Итак, после восьмого класса в обычную школу меня отдавать стало жалко, чтобы я не растратил накопленные за годы учёбы математические навыки. А я математику понимал тогда лучше многих других школьников, какие-то штуки из старших классов знал, это сейчас многое забылось. Но, с другой стороны, опыт с «элитной» школой известно, как закончился. То есть школа не должна была быть «элитной», но уровнем выше среднего. Таких было немного, и одной из них оказалась гимназия.
Я не хочу сказать что-то дурное о других, «обыкновенных» школах: там тоже есть достойные люди. Можно уточнить, что в гимназии концентрация хороших учителей была заметно больше. Но я этого ещё не знал, а основой для выбора у меня была не их квалификация, а общая атмосфера. Я зашёл сюда и понял, что буду дальше учиться именно здесь или не буду вообще.
Но одного озвученного желания не хватало. Следовало выдержать вступительные экзамены по одному из четырёх направлений (своего рода факультетов): математика-информатика – маркировалось буквой «М», химия-биология – «Х», обществознание – «О» и экономика – «Э». Я выбрал направление математики и, соответственно, одним из экзаменов была математика, а ещё физика и русский язык.
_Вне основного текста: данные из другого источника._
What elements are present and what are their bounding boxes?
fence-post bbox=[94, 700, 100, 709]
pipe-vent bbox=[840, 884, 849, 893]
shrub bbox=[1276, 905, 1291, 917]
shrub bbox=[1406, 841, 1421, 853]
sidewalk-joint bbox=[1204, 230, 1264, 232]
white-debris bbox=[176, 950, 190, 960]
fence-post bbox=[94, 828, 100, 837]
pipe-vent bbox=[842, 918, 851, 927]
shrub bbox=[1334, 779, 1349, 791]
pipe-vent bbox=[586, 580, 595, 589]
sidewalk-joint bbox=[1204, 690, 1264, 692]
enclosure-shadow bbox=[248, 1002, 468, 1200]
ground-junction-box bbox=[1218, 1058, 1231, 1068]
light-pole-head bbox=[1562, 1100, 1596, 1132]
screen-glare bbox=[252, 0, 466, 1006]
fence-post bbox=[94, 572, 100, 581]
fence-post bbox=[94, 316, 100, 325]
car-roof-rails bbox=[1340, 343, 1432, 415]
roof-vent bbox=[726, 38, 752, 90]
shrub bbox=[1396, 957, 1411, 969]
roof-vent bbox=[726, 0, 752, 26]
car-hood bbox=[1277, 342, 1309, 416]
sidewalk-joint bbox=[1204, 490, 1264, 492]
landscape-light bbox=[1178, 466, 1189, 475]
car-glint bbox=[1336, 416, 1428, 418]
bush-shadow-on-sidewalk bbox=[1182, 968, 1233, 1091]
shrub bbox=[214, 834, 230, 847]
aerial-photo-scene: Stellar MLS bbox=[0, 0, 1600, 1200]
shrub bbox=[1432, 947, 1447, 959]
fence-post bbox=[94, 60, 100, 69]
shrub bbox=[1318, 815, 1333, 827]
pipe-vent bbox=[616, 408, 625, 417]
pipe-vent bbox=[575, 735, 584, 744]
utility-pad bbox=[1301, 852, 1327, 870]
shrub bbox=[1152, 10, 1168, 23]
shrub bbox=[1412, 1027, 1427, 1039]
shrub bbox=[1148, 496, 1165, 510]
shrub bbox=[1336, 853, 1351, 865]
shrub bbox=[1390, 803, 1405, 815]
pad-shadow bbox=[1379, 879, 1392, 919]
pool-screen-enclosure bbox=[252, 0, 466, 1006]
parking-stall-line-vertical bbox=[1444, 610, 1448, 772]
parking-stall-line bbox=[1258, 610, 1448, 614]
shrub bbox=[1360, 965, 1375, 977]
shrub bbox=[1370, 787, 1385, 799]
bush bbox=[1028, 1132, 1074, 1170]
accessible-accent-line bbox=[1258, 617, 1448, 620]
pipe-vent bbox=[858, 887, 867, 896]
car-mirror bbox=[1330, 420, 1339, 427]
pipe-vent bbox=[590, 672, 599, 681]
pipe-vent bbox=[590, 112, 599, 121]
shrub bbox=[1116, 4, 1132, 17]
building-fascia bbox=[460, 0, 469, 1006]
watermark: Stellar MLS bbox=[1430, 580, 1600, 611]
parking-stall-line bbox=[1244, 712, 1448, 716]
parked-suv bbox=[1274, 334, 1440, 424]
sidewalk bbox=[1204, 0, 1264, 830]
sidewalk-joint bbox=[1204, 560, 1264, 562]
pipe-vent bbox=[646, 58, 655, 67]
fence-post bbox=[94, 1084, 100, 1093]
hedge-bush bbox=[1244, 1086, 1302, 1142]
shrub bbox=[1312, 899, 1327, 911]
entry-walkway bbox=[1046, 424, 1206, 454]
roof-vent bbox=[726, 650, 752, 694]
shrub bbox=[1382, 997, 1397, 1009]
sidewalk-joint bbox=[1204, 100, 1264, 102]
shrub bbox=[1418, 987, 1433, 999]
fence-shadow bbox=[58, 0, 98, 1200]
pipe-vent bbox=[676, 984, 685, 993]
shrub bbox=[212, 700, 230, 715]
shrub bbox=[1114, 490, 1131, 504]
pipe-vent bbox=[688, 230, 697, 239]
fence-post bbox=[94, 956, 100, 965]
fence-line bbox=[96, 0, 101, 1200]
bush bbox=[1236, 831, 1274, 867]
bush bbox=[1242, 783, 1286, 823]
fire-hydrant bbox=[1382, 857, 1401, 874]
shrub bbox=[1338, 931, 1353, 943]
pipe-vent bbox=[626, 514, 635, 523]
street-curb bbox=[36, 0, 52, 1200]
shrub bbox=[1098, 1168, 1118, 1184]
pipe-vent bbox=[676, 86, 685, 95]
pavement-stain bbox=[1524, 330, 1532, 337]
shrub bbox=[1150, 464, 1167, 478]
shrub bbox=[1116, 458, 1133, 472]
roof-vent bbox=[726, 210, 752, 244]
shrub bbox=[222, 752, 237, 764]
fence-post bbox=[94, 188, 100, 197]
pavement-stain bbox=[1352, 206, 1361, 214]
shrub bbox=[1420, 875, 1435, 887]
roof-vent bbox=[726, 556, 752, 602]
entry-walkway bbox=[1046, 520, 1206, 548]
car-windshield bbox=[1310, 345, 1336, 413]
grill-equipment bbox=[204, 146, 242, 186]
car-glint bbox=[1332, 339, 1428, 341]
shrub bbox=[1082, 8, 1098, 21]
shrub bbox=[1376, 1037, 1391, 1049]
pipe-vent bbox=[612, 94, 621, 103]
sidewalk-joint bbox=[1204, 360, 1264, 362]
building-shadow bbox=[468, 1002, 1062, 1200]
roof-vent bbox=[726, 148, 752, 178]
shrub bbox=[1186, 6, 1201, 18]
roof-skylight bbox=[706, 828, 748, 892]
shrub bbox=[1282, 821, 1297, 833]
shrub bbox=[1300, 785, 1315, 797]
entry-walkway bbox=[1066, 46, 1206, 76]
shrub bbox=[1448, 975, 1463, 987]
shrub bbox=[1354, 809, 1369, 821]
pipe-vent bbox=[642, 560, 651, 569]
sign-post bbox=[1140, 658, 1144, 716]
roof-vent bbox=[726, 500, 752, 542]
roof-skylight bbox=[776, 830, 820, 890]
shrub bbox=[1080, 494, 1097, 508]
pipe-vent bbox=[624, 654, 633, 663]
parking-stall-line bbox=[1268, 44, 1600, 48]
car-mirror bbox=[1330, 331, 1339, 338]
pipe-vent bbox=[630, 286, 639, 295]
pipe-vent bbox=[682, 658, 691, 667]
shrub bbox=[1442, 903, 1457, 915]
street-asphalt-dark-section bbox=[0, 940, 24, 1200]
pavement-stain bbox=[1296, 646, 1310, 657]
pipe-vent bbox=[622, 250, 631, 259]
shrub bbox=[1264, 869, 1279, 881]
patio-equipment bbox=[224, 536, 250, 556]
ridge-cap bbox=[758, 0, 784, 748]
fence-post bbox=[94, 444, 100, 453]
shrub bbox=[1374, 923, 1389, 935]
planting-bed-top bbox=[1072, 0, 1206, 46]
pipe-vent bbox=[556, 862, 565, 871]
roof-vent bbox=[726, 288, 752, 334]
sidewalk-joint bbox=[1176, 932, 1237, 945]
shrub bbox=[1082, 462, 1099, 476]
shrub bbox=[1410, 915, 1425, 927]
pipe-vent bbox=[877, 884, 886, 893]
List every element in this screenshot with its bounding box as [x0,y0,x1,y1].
Поступление мне мало запомнилось: я ещё избавлялся от остатков впечатлений после восьмого класса. Помню, что все абитуриенты, за некоторым исключением, были незнакомы между собой. Но невзирая на то, что друг друга никто не знал, что родители стращали невероятной конкуренцией за место и наказывали, что ближний твой вовсе не ближний, а соперник, – никто на экзаменах не стеснялся попросить у того ближнего помощи и не боялся сам подсказать или помочь. Я думаю, что многие тогда таким образом успешно сдали ещё и экзамен на товарищество.
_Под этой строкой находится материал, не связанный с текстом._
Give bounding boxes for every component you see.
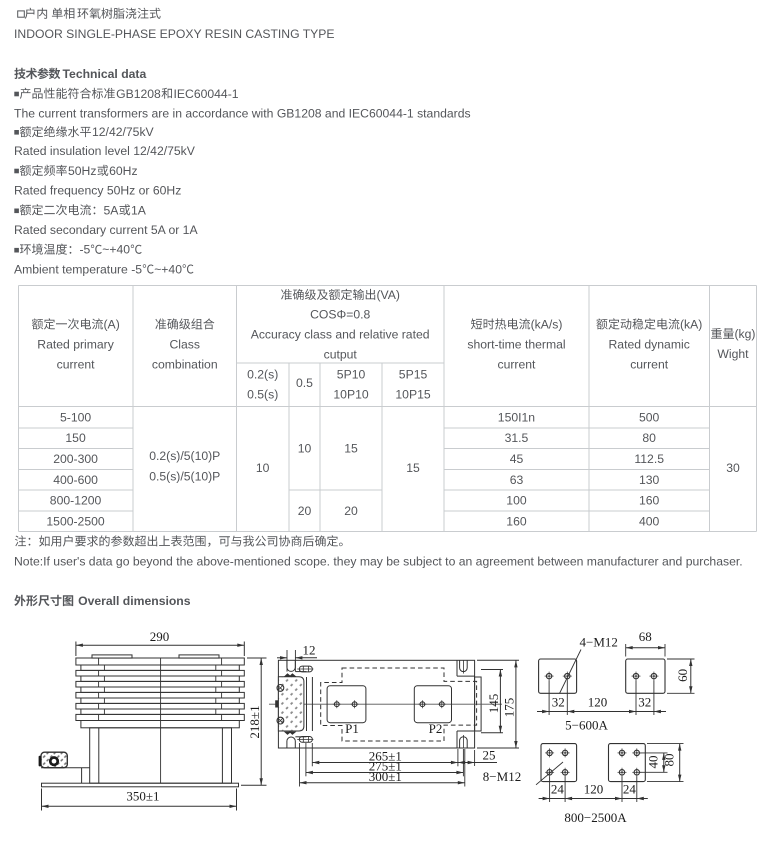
svg-text:10P15: 10P15 xyxy=(395,388,430,402)
svg-text:5P10: 5P10 xyxy=(337,367,366,381)
svg-text:Rated frequency 50Hz or 60Hz: Rated frequency 50Hz or 60Hz xyxy=(14,184,181,198)
svg-text:P2: P2 xyxy=(429,721,443,736)
svg-text:130: 130 xyxy=(639,473,660,487)
svg-text:290: 290 xyxy=(150,629,170,644)
svg-text:current: current xyxy=(498,358,537,372)
svg-text:12/42/75kV: 12/42/75kV xyxy=(92,125,155,139)
svg-text:68: 68 xyxy=(639,629,652,644)
svg-text:30: 30 xyxy=(726,461,740,475)
svg-text:~+40: ~+40 xyxy=(154,262,182,276)
svg-text:400-600: 400-600 xyxy=(53,473,98,487)
svg-text:25: 25 xyxy=(483,747,496,762)
svg-text:Rated secondary current 5A or: Rated secondary current 5A or 1A xyxy=(14,223,198,237)
svg-text:112.5: 112.5 xyxy=(634,452,664,466)
svg-text:-5: -5 xyxy=(80,243,91,257)
svg-text:Rated primary: Rated primary xyxy=(37,338,114,352)
svg-text:218±1: 218±1 xyxy=(247,705,262,738)
svg-text:(VA): (VA) xyxy=(377,288,400,302)
svg-text:GB1208: GB1208 xyxy=(116,87,161,101)
svg-text:Ambient temperature -5: Ambient temperature -5 xyxy=(14,262,142,276)
svg-text:175: 175 xyxy=(501,698,516,718)
svg-text:150: 150 xyxy=(65,431,86,445)
svg-text:1A: 1A xyxy=(131,203,147,217)
svg-text:32: 32 xyxy=(552,695,565,710)
svg-text:150I1n: 150I1n xyxy=(498,410,535,424)
svg-text:Rated dynamic: Rated dynamic xyxy=(609,338,690,352)
svg-text:INDOOR SINGLE-PHASE EPOXY RESI: INDOOR SINGLE-PHASE EPOXY RESIN CASTING … xyxy=(14,27,335,41)
svg-text:Overall dimensions: Overall dimensions xyxy=(78,594,191,608)
svg-text:IEC60044-1: IEC60044-1 xyxy=(174,87,239,101)
svg-text:8−M12: 8−M12 xyxy=(483,769,521,784)
svg-text:current: current xyxy=(630,358,669,372)
svg-text:1500-2500: 1500-2500 xyxy=(46,515,105,529)
svg-text:20: 20 xyxy=(344,504,358,518)
svg-text:0.5: 0.5 xyxy=(296,376,313,390)
svg-text:P1: P1 xyxy=(345,721,359,736)
svg-text:10: 10 xyxy=(256,461,270,475)
svg-text:Class: Class xyxy=(170,338,200,352)
svg-text:(kA/s): (kA/s) xyxy=(531,318,563,332)
svg-text:200-300: 200-300 xyxy=(53,452,98,466)
svg-text:0.5(s): 0.5(s) xyxy=(247,388,278,402)
svg-text:4−M12: 4−M12 xyxy=(580,635,618,650)
svg-text:5−600A: 5−600A xyxy=(565,717,608,732)
svg-text:20: 20 xyxy=(298,504,312,518)
svg-text:80: 80 xyxy=(662,754,677,767)
svg-text:80: 80 xyxy=(642,431,656,445)
svg-text:short-time thermal: short-time thermal xyxy=(467,338,565,352)
svg-text:32: 32 xyxy=(638,695,651,710)
svg-text:Note:If user's data go beyond: Note:If user's data go beyond the above-… xyxy=(14,554,743,568)
svg-text:45: 45 xyxy=(510,452,524,466)
svg-text:(kA): (kA) xyxy=(680,318,702,332)
svg-text:160: 160 xyxy=(639,494,660,508)
svg-text:~+40: ~+40 xyxy=(102,243,130,257)
svg-text:5-100: 5-100 xyxy=(60,410,91,424)
svg-text:800-1200: 800-1200 xyxy=(50,494,102,508)
svg-text:combination: combination xyxy=(152,358,218,372)
svg-text:0.2(s): 0.2(s) xyxy=(247,367,278,381)
svg-text:cutput: cutput xyxy=(324,348,358,362)
svg-text:100: 100 xyxy=(506,494,527,508)
svg-text:350±1: 350±1 xyxy=(126,789,159,804)
svg-text:24: 24 xyxy=(623,782,637,797)
svg-text:400: 400 xyxy=(639,515,660,529)
svg-text:15: 15 xyxy=(344,442,358,456)
svg-text:40: 40 xyxy=(645,756,660,769)
svg-text:Technical data: Technical data xyxy=(63,67,147,81)
svg-text:63: 63 xyxy=(510,473,524,487)
svg-text:500: 500 xyxy=(639,410,660,424)
svg-text:50Hz: 50Hz xyxy=(68,164,96,178)
svg-text:31.5: 31.5 xyxy=(505,431,529,445)
svg-text:10P10: 10P10 xyxy=(333,388,368,402)
svg-text:(A): (A) xyxy=(104,318,120,332)
svg-text:12: 12 xyxy=(303,643,316,658)
svg-text:5A: 5A xyxy=(104,203,120,217)
svg-text:120: 120 xyxy=(584,782,604,797)
svg-text:0.2(s)/5(10)P: 0.2(s)/5(10)P xyxy=(149,449,220,463)
svg-text:60: 60 xyxy=(675,669,690,682)
svg-text:160: 160 xyxy=(506,515,527,529)
svg-text:5P15: 5P15 xyxy=(399,367,428,381)
svg-text:0.5(s)/5(10)P: 0.5(s)/5(10)P xyxy=(149,470,220,484)
svg-text:10: 10 xyxy=(298,442,312,456)
svg-text:145: 145 xyxy=(486,694,501,714)
svg-text:current: current xyxy=(57,358,96,372)
svg-text:Rated insulation level 12/42/7: Rated insulation level 12/42/75kV xyxy=(14,144,196,158)
svg-text:120: 120 xyxy=(588,695,608,710)
svg-text:Wight: Wight xyxy=(717,347,749,361)
svg-text:800−2500A: 800−2500A xyxy=(564,810,627,825)
svg-text:COSΦ=0.8: COSΦ=0.8 xyxy=(310,308,370,322)
svg-text:300±1: 300±1 xyxy=(369,769,402,784)
svg-text:Accuracy class and relative ra: Accuracy class and relative rated xyxy=(251,327,430,341)
svg-text:15: 15 xyxy=(406,461,420,475)
svg-text:60Hz: 60Hz xyxy=(109,164,137,178)
svg-text:(kg): (kg) xyxy=(735,327,756,341)
svg-text:24: 24 xyxy=(551,782,565,797)
svg-text:The current transformers are i: The current transformers are in accordan… xyxy=(14,107,471,121)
Так и началась история нашей группы М-22: М – математика, 22 – порядковый номер выпуска от года основания. Да, именно группы: здесь не было понятия «класс», никаких «9-А» или «10-Б». Сейчас уже не так. Маркировка осталась, но, насколько я знаю, официальной теперь считается традиционная нумерация классов.
Куратором – так здесь назывался классный руководитель – у нас был учитель физкультуры. Иные мои нынешние знакомые, кому я сообщал этот факт, смотрели на меня то с усмешкой, то с недоверием. Оно и понятно, физрук в представлении многих являет собой нечто далёкое как от спорта, так и от педагогики, и часто составляет бандитскую ячейку в паре с трудовиком.
Но сами подумайте, разве могли бы доверить руководство математиками кому попало? Ни в коем случае. Но рассказ о нашем кураторе и об уроках физкультуры ещё впереди, а сейчас я вернусь к первым дням.
Экзамены успешно сдали, списки учащихся утвердили, и перед началом учебного года, как водится, состоялась торжественная линейка. Проводили её тридцать первого августа, и на ней мы, девятиклассники, с ужасом узнали, что завтра, первого сентября, мы уже будем учиться в полную силу. Директор (он же основатель) сказал буквально следующее:
– И первое сентября у нас станет настоящим Днём Знаний!
Сразу за этим он сообщил, что дневников в гимназии не было, нет и заводить их не надо. За такую новость он не только был прощён за учёбу первого сентября, но и мгновенно снискал почёт и уважение.
По окончании линейки нам показали кабинет, ставший потом родным: номер пятый, на первом этаже, угловой. Куратор познакомил нас с учителями математики и физики, провели небольшой классный час, выдали расписание. Всё, как полагается.
С расписанием случилась неожиданность: меньше восьми уроков было, вроде, только в субботу, и тех – шесть. Но мы всё же примерно знали на что шли, а в дальнейшем оказалось, что восемь уроков вовсе не страшно, а иногда даже интересно. Тем более, возможно, ещё в один из дней было семь уроков, а не восемь: я теперь точно не вспомню, а дневника не было. Это, пожалуй, единственное неудобство его отсутствия: я бы сейчас глянул и вспомнил. Но за два десятка лет мог и потерять, если бы вообще заполнял. Так что обойдёмся без дневника, а расписание я составлю сам.